The general terrain of Arthur's Pass National Park tends to put it's own limitations on it's potential as a ski touring / mountaineering area. Most "possible" routes are either quite short or avalanche prone. Ridgelines can be razor backed or heavily fortified, while snow basins as well as the park's glaciers tend to be very small in area. However this doesn't seem to prevent a hardy few from trying...
Note : It is foolish to ski-tour or ski-mountaineer alone. All party members should be carrying functional avalanche transceivers, avalanche probes and shovels. They should know how to use them, and be coherent in avalanche assessment skills.
OTIRA SLIDE (Mt Rolleston Low Peak 2212m)
In a reasonable ski season it is possible to skin your way up the Otira Valley (from the foot-bridge at least) to the base of the Otira Slide, that huge snow slope that descends from the summit of Low Peak on Mt Rolleston. Most climbers prefer to kick their way up the route, this also providing time to access the "avalanche problem" inherent in this route. Be also aware that ice and snow shedding off the adjacent Otira Face can trigger quite large slope failures on the slide. The upper slope is a fast descent, and no matter how tempted you may be, stay away from the Goldney Ridge and Glacier (true-right) as the cornice here can be less than accommodating.

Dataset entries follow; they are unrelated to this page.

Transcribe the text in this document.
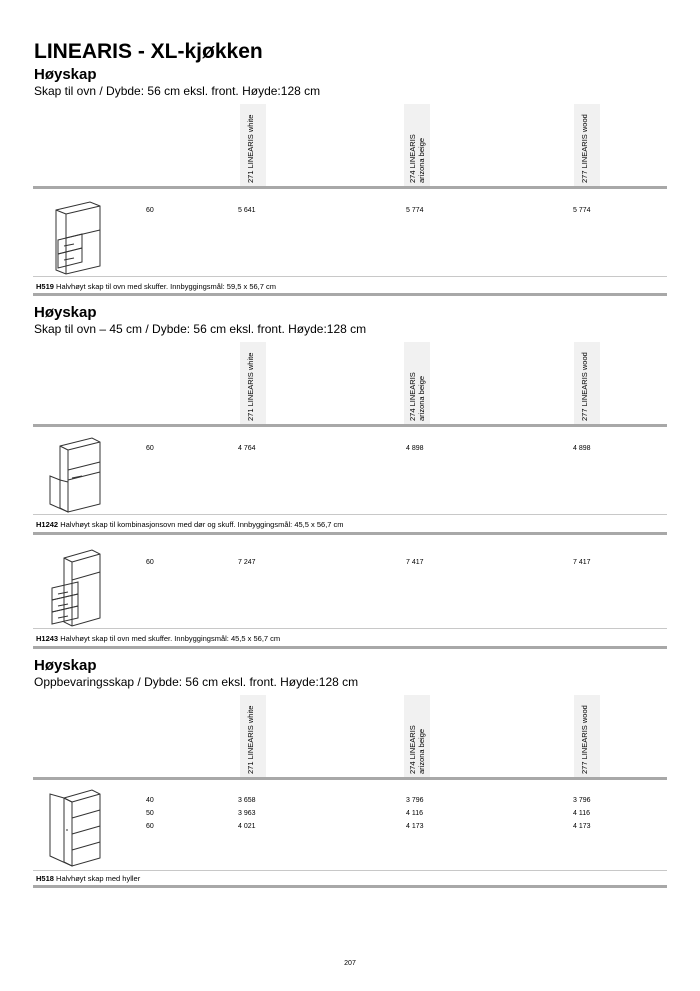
LINEARIS - XL-kjøkken
Høyskap
Skap til ovn / Dybde: 56 cm eksl. front. Høyde:128 cm
271 LINEARIS white	274 LINEARIS arizona beige	277 LINEARIS wood
60	5 641	5 774	5 774
H519 Halvhøyt skap til ovn med skuffer. Innbyggingsmål: 59,5 x 56,7 cm
Høyskap
Skap til ovn – 45 cm / Dybde: 56 cm eksl. front. Høyde:128 cm
271 LINEARIS white	274 LINEARIS arizona beige	277 LINEARIS wood
60	4 764	4 898	4 898
H1242 Halvhøyt skap til kombinasjonsovn med dør og skuff. Innbyggingsmål: 45,5 x 56,7 cm
60	7 247	7 417	7 417
H1243 Halvhøyt skap til ovn med skuffer. Innbyggingsmål: 45,5 x 56,7 cm
Høyskap
Oppbevaringsskap / Dybde: 56 cm eksl. front. Høyde:128 cm
271 LINEARIS white	274 LINEARIS arizona beige	277 LINEARIS wood
40	3 658	3 796	3 796
50	3 963	4 116	4 116
60	4 021	4 173	4 173
H518 Halvhøyt skap med hyller
207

CROW GLACIER (Mt Rolleston)
Ascend the Otira Slide route as above. The Crow Glacier is that large expanse of snow to the southwest of Low Peak's summit. Its touring potential is very limited, but the slopes under Middle and High Peak are usually powder, and provide telemarkers with suitable distraction. Be very aware that slab avalanches have been known to drop off the steep access slope between Low and Middle Peaks. There is a crevasse zone directly under High Peak, and the terminal of the glacier is an active icefall area.
AVALANCHE PEAK BASIN
Avalanche Peak obtained its name for a damned good reason; every season large wet sluffs and slab avalanches wash the Avalanche Creek Basin area. With this in mind, the basin does provide experienced skiers with a good variety of terrain, however short the runs may be. The safest way to access the basin is via the Scott's Ridge walking track. This ridge can be corniced in narrow exposed places. The party must do its own avalanche assessment before venturing off the ridge, not have simultaneous skiers on the same slope, and keep someone always in an "observer" position. Be aware that there is no ski access below the tree-line, this includes McGrath Creek.